Oleh: A. Mulhanan Tombolotutu – Badan Pengelola Badan Usaha MN KAHMI

TAHUN 1990 menjadi awal mula perjalanan saya ke wilayah Kecamatan Bungku Tengah, Kabupaten Poso, Provinsi Sulawesi Tengah. Saat itu masih empat kabupaten: Donggala, Buol Tolitoli, Poso, dan Banggai.

Kawasan Morowali dan Morowali Utara kala itu belum dikenal seperti sekarang, namun sudah terbentuk dalam tujuh kecamatan: Mori Atas, Lembo, Petasia, Bungku Utara, Bungku Tengah, Bungku Selatan, dan Menui Kepulauan.

Saya diberi amanah oleh almarhum Isman Ayub, Direktur PT Tamaco Graha Krida, untuk memegang kuasa dalam pengelolaan tata usaha kayu hasil land clearing pembukaan lahan perkebunan kelapa sawit dengan pola PIR-Trans (Perkebunan Inti Rakyat Transmigrasi).

Izin usaha perkebunan tersebut diberikan oleh Gubernur Sulawesi Tengah saat itu, Galib Lasahido, atas areal seluas kurang lebih 10.000 hektare di Bungku Tengah.

Sebagian saham perusahaan telah diakuisisi oleh tokoh-tokoh nasional seperti Syarif C.H. Surtardjo dan Antoni Salim. Sebuah investasi besar untuk masa itu, namun bagi masyarakat setempat, kehidupan masih sangat jauh dari kata layak. Pendapatan masyarakat berada pada level yang amat rendah, dan akses pembangunan masih sangat terbatas.

Kami tinggal di penginapan Ernida di Desa Emea, dekat dengan basecamp PT TGK di Desa Ungkaya. Kontraktor land clearing dipercayakan kepada almarhum Frans Samperante, sementara proses pembibitan sawit dikelola oleh tim muda, termasuk saudara Nur Sangadji dan rekan-rekannya.

Saya menyaksikan langsung dinamika awal pembangunan kawasan itu, di tengah masyarakat yang hidup dari hasil hutan, bertani, dan sebagian besar belum tersentuh fasilitas dasar.

Waktu itu, industri yang ada di wilayah Bungku Selatan hanya terbatas perusahaan HPH dari Djajanti Group, dan satu-dua usaha rotan milik warga Tionghoa.

Tambang kromium milik PT Palmabim Bituminusa di Desa Wosu juga baru mulai. Di Kecamatan Lembo dan Petasia, terdapat pula perusahaan perkebunan karet dengan pola PIR-Trans, namun belum memberikan dampak ekonomi yang berarti.
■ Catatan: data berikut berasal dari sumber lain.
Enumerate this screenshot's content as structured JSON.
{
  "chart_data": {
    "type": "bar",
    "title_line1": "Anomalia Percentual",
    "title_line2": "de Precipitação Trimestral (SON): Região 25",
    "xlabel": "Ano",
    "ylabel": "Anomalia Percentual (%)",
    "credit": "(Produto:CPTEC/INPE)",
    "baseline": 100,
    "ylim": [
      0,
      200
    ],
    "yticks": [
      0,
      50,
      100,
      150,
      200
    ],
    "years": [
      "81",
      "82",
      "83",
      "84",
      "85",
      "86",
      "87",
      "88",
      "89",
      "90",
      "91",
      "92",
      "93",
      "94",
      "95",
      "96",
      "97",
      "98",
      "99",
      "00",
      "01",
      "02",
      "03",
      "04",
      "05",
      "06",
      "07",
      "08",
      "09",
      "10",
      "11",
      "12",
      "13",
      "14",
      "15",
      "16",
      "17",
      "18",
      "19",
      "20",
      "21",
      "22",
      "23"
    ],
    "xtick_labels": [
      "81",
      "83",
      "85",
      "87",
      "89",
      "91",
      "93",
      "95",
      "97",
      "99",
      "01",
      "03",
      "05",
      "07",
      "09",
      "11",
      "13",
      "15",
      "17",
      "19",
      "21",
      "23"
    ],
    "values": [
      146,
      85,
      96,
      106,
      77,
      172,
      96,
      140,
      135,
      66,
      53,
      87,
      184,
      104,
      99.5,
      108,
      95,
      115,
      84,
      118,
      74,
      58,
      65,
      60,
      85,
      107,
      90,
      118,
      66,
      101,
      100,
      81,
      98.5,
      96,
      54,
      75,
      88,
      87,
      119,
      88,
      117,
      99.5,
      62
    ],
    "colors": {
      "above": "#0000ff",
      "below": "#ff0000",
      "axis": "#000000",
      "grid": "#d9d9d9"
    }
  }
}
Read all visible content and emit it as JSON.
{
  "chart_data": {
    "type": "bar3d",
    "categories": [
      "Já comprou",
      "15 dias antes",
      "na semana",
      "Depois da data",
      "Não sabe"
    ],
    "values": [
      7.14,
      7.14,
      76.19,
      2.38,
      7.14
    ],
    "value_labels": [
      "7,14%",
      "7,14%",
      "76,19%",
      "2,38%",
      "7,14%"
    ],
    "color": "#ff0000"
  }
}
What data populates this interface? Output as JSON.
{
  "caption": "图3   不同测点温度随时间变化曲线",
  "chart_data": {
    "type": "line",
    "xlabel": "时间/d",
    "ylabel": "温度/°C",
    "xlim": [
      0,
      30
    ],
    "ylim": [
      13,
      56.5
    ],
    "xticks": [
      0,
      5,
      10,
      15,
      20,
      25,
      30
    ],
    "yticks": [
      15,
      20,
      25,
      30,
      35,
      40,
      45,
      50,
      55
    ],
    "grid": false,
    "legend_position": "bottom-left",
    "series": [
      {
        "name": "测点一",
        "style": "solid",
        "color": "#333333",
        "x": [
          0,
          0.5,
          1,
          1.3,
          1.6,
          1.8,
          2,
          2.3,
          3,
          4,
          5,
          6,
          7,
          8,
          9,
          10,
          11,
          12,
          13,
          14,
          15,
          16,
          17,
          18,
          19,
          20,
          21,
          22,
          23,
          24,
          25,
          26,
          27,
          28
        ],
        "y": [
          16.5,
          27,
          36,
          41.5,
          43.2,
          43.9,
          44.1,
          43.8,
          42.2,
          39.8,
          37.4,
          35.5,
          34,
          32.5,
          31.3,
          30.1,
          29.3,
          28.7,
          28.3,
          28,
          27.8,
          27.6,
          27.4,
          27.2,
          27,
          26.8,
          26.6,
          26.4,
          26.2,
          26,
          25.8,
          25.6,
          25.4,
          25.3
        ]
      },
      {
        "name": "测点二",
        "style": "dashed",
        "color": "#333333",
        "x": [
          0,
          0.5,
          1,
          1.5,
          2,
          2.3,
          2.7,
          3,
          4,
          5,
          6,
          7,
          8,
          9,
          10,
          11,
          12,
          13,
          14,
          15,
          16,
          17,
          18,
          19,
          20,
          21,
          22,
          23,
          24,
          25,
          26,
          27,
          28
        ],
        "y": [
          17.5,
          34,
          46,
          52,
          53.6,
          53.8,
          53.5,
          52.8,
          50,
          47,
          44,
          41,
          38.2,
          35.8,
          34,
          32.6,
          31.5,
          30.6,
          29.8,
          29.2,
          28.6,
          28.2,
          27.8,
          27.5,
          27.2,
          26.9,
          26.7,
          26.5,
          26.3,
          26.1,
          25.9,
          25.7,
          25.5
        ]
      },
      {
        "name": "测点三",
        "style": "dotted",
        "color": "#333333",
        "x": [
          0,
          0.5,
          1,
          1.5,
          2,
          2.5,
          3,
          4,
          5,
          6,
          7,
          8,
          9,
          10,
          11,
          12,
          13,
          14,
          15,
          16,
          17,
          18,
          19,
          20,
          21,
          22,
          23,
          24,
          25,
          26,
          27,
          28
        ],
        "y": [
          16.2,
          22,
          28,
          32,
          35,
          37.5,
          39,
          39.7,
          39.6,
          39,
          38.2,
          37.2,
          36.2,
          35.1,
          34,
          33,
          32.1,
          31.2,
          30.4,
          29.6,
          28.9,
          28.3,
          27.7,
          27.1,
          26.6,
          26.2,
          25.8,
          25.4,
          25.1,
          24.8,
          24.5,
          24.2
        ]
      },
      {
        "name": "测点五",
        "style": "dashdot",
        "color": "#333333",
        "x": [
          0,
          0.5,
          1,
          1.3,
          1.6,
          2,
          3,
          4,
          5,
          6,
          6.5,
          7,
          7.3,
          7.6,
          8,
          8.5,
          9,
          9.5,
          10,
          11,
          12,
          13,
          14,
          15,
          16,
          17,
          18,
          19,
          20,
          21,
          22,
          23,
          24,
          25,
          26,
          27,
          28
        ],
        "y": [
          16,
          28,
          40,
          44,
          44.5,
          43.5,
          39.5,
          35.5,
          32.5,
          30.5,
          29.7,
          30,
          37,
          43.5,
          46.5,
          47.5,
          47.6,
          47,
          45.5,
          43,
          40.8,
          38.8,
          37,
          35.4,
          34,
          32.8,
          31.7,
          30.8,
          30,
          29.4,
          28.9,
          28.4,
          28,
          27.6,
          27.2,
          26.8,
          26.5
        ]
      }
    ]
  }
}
Saya meninggalkan wilayah itu sekitar tahun 1995/1996. Saat itu, geliat pembangunan baru mulai terasa, namun belum signifikan. Baru beberapa tahun kemudian, masuknya investasi besar di sektor pertambangan mineral membawa perubahan besar.

Perubahan ini bukan hanya pada infrastruktur dan geliat ekonomi, tetapi juga pada pola pikir, mobilitas sosial, dan tingkat kesejahteraan masyarakat lokal.

TAMBANG ANTARA MANFAAT DAN PRASANGKA

Dari pengalaman tersebut, saya melihat, pengelolaan sumber daya alam, khususnya tambang, jika dilakukan dengan benar dan berkeadilan, dapat membawa kemaslahatan nyata bagi masyarakat sekitar. Pertumbuhan ekonomi yang pesat, akses terhadap pendidikan, kesehatan, dan permodalan usaha lokal, semua menjadi mungkin karena adanya investasi dan pengelolaan industri secara sistemik.